In point of fact, this objective calls for fewer rules and more policy. What is needed, more than anything, is a different European agenda centered on sustainable development, the fight against climate change and management of the energy transition, giving the European Parliament the power of legislative initiative. Moreover, giving Strasbourg new centrality means fiscal power – after all, it is no accident that the United States became an institutional reality when Congress was given the ability to levy taxes.
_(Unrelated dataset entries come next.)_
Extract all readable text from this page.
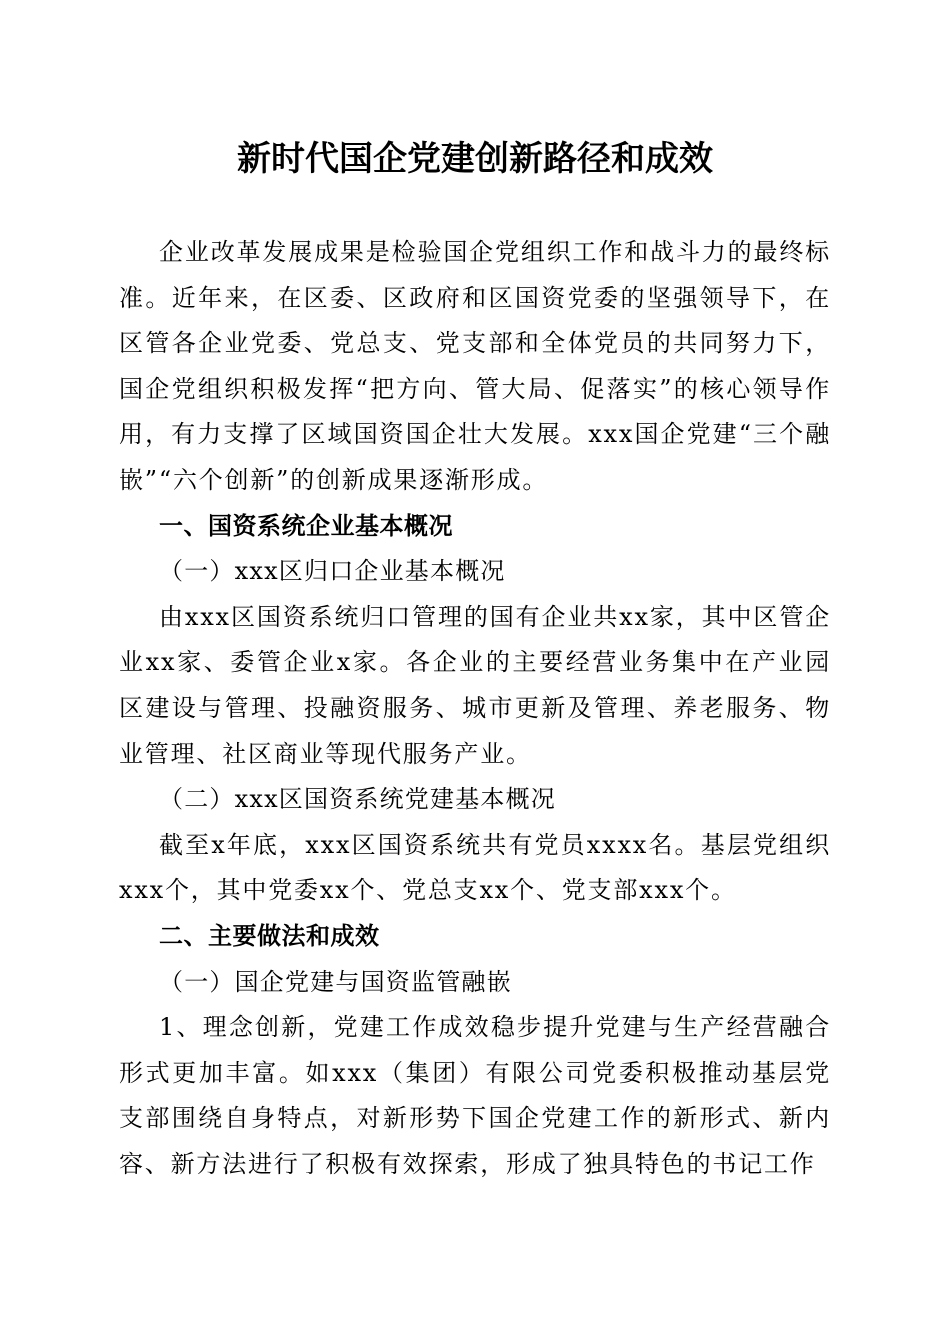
新时代国企党建创新路径和成效

企业改革发展成果是检验国企党组织工作和战斗力的最终标准。近年来，在区委、区政府和区国资党委的坚强领导下，在区管各企业党委、党总支、党支部和全体党员的共同努力下，国企党组织积极发挥“把方向、管大局、促落实”的核心领导作用，有力支撑了区域国资国企壮大发展。xxx国企党建“三个融嵌”“六个创新”的创新成果逐渐形成。

一、国资系统企业基本概况

（一）xxx区归口企业基本概况

由xxx区国资系统归口管理的国有企业共xx家，其中区管企业xx家、委管企业x家。各企业的主要经营业务集中在产业园区建设与管理、投融资服务、城市更新及管理、养老服务、物业管理、社区商业等现代服务产业。

（二）xxx区国资系统党建基本概况

截至x年底，xxx区国资系统共有党员xxxx名。基层党组织xxx个，其中党委xx个、党总支xx个、党支部xxx个。

二、主要做法和成效

（一）国企党建与国资监管融嵌

1、理念创新，党建工作成效稳步提升党建与生产经营融合形式更加丰富。如xxx（集团）有限公司党委积极推动基层党支部围绕自身特点，对新形势下国企党建工作的新形式、新内容、新方法进行了积极有效探索，形成了独具特色的书记工作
For some, more than a sign of good things to come, this shifting of gears becomes urgent to confronting a predictable shift in attitude in community balances. Indeed, it is not necessarily a given that today’s creditors – the countries of the North – will be those of tomorrow. Germany, in the first place, cannot manage to produce inflation despite the ECB’s injections of quantitative easing, and sales of German debt bonds offered at negative interest rates are still falling. Many defined the ECB’s recent decision on QE a fiscal policy, with structural effects on the financial system and with an important impact on pension systems. The sharp criticism of this decision from German institutional and economic spheres reveals a deep crisis in that country’s financial system. Moreover, given that the middle class is enduring the situation with increasing anger and social discontent, it is foreseeable that to avoid an increase in tensions the Berlin government will request a loosening of European budgetary rigor.
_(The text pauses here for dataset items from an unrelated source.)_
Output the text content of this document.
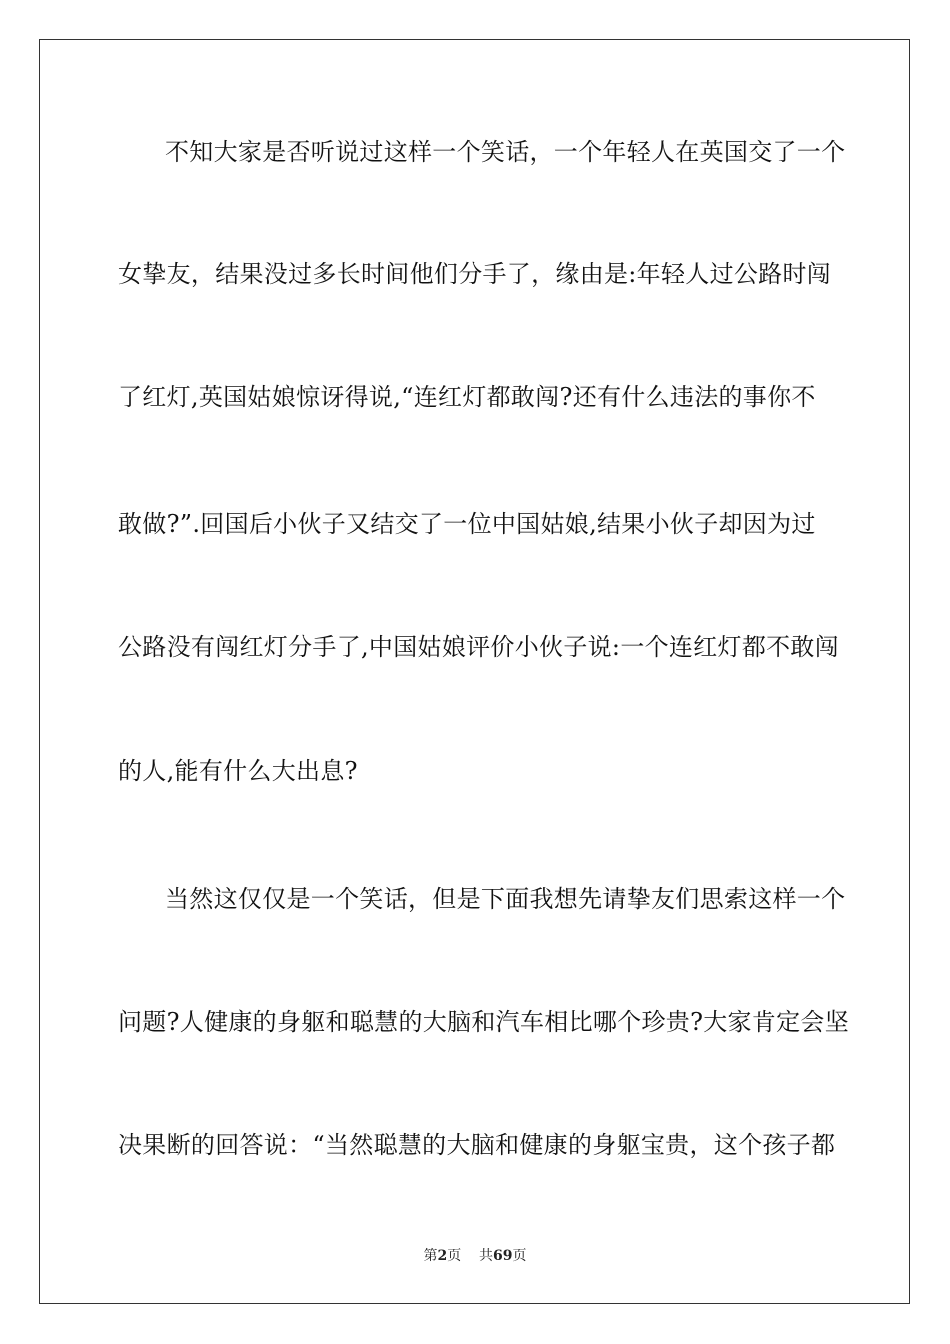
不知大家是否听说过这样一个笑话，一个年轻人在英国交了一个
女挚友，结果没过多长时间他们分手了，缘由是:年轻人过公路时闯
了红灯,英国姑娘惊讶得说,“连红灯都敢闯?还有什么违法的事你不
敢做?”.回国后小伙子又结交了一位中国姑娘,结果小伙子却因为过
公路没有闯红灯分手了,中国姑娘评价小伙子说:一个连红灯都不敢闯
的人,能有什么大出息?
当然这仅仅是一个笑话，但是下面我想先请挚友们思索这样一个
问题?人健康的身躯和聪慧的大脑和汽车相比哪个珍贵?大家肯定会坚
决果断的回答说：“当然聪慧的大脑和健康的身躯宝贵，这个孩子都
第2页 共69页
Certainly, it is to the advantage neither of debtors nor of creditors to rock the boat right at the start of a problematic period for the EU owed not least to weakening transatlantic relations and the economic and military growth of China. On the military front, Europe is still highly divided and has little spending capacity; indeed, Wolfgang Schäuble had already pointed out that a common defense system would have saved an annual 120 billion. For this and other strategies, some participants proposed finding convergences among pioneer nations on issues of common interest, thereby overcoming the hurdle of unanimity that so often stalls the Union’s institutional progress. From that standpoint, Italy must better define its national interests and be able to defend them. With regard to financing common policies then, the suggestion of using the European federal debt resurfaced.
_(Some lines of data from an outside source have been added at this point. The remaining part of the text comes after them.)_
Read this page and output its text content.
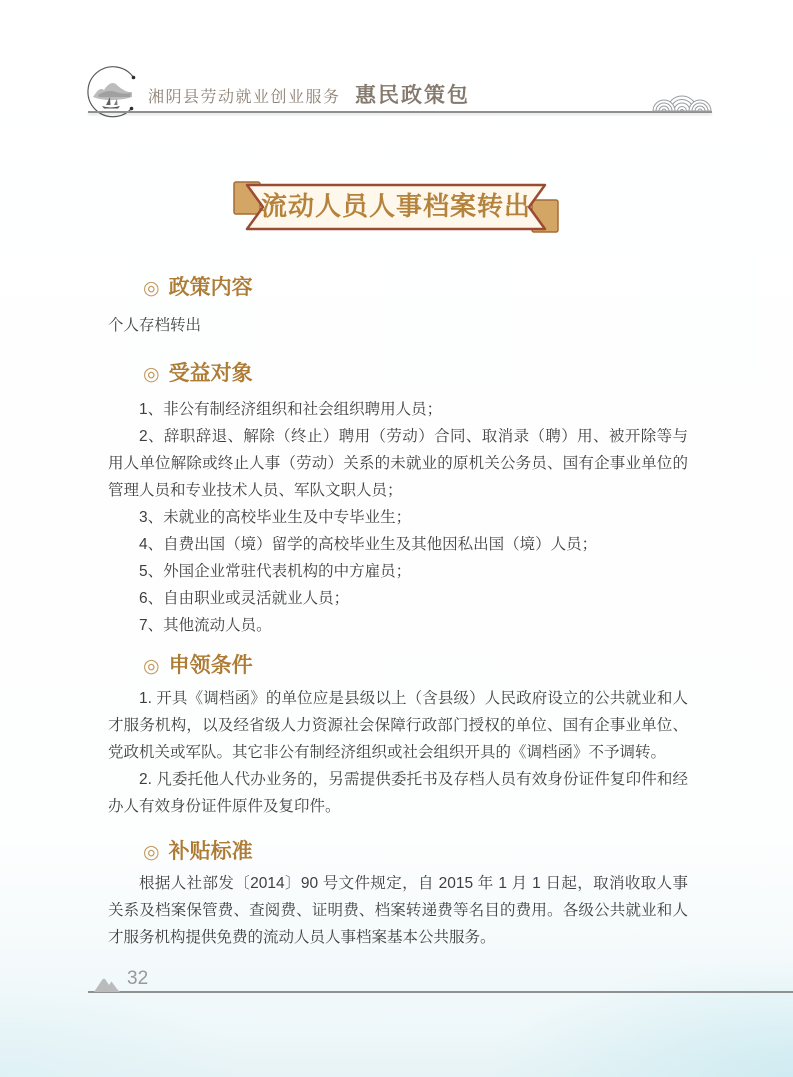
湘阴县劳动就业创业服务 惠民政策包
流动人员人事档案转出
◎ 政策内容

个人存档转出

◎ 受益对象

1、非公有制经济组织和社会组织聘用人员；

2、辞职辞退、解除（终止）聘用（劳动）合同、取消录（聘）用、被开除等与用人单位解除或终止人事（劳动）关系的未就业的原机关公务员、国有企事业单位的管理人员和专业技术人员、军队文职人员；

3、未就业的高校毕业生及中专毕业生；

4、自费出国（境）留学的高校毕业生及其他因私出国（境）人员；

5、外国企业常驻代表机构的中方雇员；

6、自由职业或灵活就业人员；

7、其他流动人员。

◎ 申领条件

1. 开具《调档函》的单位应是县级以上（含县级）人民政府设立的公共就业和人才服务机构，以及经省级人力资源社会保障行政部门授权的单位、国有企事业单位、党政机关或军队。其它非公有制经济组织或社会组织开具的《调档函》不予调转。

2. 凡委托他人代办业务的，另需提供委托书及存档人员有效身份证件复印件和经办人有效身份证件原件及复印件。

◎ 补贴标准

根据人社部发〔2014〕90 号文件规定，自 2015 年 1 月 1 日起，取消收取人事关系及档案保管费、查阅费、证明费、档案转递费等名目的费用。各级公共就业和人才服务机构提供免费的流动人员人事档案基本公共服务。

32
The crisis of multilateralism, with the addition of the WTO standstill and the recent trade wars, threatens to give China overarching power in new international balances. China is indeed playing a vigorous geostrategic game that the West is underestimating. Its particular system of governance – in China market and nation coincide in a State capitalism that is producing extremely high growth rates – allows Beijing to provide economic support to strong national champions, which is something that does not happen in a transatlantic area that, moreover, should radically rethink its notion of State Aid.

The West has not successfully weathered this phase of globalization, which has caused widespread poverty especially among the middle and working classes and upset traditional balances. Compared with other geopolitical contexts with non-democratic power structures, the West is experiencing stagnation is terms of demographic growth and GDP, has seen savings levels drop from 25 to 5 percent and delocalization increases of up to 60 per cent.  The impact of this rapid and radical transformation of democratic systems has overturned traditional political parties and called into question the principle of representation, which risks – in an increasingly leader-oriented democracy – being replaced by the “principle of similarity”. 

All this raises no small number of concerns among important bastions of the contemporary capitalist system such as the fundamental and strategic American pension funds. The West needs, first and foremost, to reflect on its political practice in order to restore an intellectual and philosophical substrate to a different democratic model struggling with hyper-connectivity and the constant and pervasive use of social media, and to redesign a new economic and social model that restores concepts such as altruism and solidarity and overcomes the social antagonism between old and young to as to offer a new political synthesis of the post-ideological era.